Mitochondrial outer membrane fusion is mediated by the mitofusins. Vertebrates have two mitofusin paralogs, Mfn1 and Mfn2 which are large GTPases that mediate membrane tethering and drive membrane remodeling.
Mutations in MFN2 lead to the rare neurodegenerative disorder, Charcot-Marie-Tooth Syndrome Type 2A (CMT2A). There is no cure and no treatment for this disease, due in part to our limited understanding of the biochemical mechanism of mitochondrial fusion.
Our lab utilizes functionally unique mitofusin variants and in vitro tools to tease out specific properties of the mitofusins and uncover insights into the overall mechanism of mitochondrial fusion.

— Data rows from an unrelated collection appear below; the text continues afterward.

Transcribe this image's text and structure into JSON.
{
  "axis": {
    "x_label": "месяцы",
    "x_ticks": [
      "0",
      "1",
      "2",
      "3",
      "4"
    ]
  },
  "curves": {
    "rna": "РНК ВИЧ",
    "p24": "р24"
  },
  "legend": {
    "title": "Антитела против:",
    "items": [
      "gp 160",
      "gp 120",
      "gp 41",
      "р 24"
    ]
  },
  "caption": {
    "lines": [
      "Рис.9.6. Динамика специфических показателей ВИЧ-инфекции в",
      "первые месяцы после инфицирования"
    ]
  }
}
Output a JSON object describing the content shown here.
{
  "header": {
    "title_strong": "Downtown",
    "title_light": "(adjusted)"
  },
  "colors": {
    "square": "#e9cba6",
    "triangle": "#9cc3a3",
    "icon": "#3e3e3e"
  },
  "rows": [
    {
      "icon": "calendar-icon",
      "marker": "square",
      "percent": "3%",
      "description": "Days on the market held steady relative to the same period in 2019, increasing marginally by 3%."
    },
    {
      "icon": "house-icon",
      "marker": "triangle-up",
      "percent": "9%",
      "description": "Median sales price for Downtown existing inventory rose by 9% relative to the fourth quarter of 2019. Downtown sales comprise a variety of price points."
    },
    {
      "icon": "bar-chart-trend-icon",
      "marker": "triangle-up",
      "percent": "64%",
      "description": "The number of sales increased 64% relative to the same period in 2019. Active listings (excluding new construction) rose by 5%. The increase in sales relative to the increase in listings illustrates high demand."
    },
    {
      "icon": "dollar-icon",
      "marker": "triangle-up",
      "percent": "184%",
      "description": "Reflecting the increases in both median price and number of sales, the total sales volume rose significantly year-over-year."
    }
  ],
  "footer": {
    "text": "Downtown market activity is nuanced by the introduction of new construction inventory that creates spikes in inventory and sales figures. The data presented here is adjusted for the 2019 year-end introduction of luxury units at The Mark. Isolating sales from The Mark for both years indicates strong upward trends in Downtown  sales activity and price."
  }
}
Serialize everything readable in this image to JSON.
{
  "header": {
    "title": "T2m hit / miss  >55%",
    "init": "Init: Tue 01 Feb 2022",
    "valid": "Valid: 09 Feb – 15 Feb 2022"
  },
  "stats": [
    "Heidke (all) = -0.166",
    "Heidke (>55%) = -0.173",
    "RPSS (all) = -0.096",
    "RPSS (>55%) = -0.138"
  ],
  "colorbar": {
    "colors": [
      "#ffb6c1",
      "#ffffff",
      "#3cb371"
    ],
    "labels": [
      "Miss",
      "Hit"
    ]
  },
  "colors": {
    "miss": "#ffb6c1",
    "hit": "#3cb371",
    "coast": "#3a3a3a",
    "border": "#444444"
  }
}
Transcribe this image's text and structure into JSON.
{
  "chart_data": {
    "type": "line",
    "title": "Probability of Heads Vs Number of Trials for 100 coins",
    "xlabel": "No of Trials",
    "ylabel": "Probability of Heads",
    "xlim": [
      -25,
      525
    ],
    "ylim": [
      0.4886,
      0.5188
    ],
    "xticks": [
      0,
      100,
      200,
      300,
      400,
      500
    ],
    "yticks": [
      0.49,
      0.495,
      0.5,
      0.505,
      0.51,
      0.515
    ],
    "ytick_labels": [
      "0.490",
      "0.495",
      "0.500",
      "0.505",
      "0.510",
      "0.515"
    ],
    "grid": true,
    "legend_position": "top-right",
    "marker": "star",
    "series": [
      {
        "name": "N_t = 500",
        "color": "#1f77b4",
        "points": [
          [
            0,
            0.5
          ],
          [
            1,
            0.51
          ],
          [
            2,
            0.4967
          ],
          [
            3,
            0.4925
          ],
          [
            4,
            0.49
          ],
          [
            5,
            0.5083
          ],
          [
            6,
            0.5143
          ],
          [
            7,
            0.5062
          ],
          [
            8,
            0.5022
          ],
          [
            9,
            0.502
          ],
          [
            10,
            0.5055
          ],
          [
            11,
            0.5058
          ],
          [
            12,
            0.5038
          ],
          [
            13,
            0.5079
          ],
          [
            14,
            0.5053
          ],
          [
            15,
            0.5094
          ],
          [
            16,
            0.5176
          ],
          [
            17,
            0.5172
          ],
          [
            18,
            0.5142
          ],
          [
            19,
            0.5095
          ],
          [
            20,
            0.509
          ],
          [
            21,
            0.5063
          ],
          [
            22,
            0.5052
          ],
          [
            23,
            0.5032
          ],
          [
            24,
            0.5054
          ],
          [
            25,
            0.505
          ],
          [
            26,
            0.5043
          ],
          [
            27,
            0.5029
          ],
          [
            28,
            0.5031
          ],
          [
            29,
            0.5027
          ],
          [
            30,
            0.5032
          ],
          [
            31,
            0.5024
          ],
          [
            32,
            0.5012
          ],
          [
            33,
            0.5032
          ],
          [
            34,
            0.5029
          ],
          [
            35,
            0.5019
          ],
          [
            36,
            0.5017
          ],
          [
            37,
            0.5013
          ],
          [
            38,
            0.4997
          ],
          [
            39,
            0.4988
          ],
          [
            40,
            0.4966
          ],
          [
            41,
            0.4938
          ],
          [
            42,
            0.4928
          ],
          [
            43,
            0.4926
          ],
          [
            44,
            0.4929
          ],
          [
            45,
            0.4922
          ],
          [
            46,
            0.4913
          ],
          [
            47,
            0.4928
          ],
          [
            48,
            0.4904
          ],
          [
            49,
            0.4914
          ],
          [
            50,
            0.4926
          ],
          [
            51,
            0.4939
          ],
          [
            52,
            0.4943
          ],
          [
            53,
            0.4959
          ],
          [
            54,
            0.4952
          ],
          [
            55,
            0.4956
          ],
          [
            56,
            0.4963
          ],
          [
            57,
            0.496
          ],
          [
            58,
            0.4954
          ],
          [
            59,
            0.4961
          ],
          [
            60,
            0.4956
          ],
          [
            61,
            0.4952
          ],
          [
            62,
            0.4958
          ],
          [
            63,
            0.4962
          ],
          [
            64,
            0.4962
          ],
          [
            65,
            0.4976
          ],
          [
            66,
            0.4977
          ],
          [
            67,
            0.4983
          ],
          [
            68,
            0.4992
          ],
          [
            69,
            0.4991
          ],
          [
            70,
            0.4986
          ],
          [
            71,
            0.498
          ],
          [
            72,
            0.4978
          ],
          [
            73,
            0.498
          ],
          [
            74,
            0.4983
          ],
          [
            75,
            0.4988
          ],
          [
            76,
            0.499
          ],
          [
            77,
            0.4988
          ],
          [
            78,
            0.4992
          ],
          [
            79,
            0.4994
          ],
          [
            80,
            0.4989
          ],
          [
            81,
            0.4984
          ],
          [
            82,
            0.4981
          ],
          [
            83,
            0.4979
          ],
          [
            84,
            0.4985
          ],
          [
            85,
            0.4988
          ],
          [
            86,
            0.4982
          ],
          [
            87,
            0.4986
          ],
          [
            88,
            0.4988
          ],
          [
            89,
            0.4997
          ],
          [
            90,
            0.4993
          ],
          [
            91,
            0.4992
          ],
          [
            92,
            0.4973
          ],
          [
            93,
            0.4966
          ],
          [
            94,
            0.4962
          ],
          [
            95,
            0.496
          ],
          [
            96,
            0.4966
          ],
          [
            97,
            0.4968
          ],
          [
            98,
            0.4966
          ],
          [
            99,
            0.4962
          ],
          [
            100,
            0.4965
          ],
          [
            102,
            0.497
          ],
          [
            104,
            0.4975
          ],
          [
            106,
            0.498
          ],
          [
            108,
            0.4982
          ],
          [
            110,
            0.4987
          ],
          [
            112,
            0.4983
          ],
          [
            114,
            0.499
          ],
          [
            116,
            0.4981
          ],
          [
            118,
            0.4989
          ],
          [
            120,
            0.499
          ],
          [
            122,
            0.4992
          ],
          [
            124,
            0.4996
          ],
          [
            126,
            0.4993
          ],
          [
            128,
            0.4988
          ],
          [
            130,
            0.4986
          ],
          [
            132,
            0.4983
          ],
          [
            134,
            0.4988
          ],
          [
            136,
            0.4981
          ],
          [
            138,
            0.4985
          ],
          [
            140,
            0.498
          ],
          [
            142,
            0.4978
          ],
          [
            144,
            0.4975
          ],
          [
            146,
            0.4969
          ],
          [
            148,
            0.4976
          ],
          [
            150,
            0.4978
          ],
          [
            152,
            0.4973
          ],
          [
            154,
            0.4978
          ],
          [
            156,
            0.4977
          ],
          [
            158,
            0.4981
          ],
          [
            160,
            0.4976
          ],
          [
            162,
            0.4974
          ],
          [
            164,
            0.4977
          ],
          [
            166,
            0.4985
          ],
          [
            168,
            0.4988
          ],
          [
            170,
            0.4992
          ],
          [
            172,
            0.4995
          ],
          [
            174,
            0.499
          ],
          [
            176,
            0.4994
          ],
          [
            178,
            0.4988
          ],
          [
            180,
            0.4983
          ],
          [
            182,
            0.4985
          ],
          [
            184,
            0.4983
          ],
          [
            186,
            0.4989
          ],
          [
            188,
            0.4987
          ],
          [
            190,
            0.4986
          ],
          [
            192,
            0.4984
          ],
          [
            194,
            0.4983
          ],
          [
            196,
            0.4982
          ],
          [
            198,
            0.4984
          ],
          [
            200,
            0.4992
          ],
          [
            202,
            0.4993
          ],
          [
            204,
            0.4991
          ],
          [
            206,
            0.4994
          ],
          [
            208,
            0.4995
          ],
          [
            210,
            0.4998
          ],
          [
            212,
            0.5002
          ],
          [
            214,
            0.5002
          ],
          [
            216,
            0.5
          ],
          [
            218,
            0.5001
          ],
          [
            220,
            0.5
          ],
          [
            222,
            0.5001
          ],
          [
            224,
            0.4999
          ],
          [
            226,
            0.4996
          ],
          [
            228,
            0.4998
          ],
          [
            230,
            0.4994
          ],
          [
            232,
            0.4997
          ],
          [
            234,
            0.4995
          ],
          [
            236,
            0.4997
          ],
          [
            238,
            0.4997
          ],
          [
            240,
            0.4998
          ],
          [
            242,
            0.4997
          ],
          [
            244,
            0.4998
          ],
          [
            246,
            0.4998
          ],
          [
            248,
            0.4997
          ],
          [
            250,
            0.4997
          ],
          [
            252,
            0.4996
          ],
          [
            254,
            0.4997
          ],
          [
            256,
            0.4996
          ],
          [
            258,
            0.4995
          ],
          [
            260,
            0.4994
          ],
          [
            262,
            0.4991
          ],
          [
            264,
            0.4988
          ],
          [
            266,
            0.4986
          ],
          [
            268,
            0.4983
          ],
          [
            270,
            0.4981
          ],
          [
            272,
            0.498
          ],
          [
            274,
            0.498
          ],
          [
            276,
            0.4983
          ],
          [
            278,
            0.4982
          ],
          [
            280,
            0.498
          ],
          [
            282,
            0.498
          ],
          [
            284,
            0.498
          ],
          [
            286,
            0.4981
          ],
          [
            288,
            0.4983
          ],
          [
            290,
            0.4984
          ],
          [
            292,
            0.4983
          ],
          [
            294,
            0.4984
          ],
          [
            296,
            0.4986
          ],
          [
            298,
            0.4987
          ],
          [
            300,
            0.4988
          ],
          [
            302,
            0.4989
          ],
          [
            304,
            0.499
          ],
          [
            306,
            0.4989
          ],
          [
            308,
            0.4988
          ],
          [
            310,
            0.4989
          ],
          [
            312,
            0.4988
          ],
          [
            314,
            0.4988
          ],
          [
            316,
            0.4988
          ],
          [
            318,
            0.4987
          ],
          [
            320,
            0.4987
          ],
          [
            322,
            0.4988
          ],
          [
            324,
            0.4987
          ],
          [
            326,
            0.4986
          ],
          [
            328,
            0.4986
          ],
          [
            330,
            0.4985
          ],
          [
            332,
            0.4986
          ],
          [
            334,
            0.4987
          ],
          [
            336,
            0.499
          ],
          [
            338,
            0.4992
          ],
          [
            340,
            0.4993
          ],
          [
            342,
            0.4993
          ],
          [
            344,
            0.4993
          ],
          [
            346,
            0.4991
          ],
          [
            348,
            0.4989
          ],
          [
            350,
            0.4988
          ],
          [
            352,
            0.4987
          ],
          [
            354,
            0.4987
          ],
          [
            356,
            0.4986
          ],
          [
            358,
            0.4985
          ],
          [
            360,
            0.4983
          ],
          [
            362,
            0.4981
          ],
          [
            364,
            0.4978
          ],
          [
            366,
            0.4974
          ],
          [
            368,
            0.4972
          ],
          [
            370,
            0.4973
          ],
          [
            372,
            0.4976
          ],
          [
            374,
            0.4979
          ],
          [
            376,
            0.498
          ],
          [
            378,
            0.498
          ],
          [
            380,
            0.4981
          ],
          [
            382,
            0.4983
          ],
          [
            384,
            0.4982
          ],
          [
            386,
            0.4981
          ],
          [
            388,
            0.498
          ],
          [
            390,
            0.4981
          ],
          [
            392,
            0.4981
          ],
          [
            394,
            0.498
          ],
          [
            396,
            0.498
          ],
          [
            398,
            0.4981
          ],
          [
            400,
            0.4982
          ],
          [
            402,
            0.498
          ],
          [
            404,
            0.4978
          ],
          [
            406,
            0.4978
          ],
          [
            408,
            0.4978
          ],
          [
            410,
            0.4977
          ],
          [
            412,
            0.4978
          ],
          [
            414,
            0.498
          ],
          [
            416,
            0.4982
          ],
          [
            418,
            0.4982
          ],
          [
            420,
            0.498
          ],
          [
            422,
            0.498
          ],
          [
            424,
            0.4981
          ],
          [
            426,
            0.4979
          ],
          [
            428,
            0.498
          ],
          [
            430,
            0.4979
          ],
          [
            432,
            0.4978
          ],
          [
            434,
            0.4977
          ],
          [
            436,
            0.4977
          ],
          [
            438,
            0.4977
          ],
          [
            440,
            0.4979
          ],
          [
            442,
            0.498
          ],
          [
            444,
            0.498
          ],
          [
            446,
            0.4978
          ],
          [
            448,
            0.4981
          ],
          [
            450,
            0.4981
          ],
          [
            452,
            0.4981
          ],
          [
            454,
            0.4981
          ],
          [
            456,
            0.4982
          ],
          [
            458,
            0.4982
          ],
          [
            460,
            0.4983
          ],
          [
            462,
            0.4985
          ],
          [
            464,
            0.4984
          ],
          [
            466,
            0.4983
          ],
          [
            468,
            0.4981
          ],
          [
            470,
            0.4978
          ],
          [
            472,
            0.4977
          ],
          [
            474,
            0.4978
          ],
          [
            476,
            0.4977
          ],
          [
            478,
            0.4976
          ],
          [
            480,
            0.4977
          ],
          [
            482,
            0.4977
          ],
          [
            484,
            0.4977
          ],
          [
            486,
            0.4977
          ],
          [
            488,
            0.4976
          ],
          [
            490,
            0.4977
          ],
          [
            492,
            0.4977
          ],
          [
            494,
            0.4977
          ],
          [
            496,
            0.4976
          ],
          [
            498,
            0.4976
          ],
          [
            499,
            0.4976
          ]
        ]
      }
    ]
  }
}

Questions we are interested in answering:
The mitofusins are an interesting pair. While both are able to mediate fusion alone, we have found mitochondrial fusion is more efficient when Mfn1 and Mfn2 are found on opposing membranes. Why are there two in vertebrates? How are they the same and different? How do these proteins couple membrane tethering to membrane fusion? What is the role of the catalytic cycle?
Techniques commonly utilized:
Tissue culture, widefield and confocal microscopy, Blue-Native PAGE, reconstituted in vitro fusion assay, pure protein enzymatic assays, transition metal förster resonance energy transfer (tmFRET).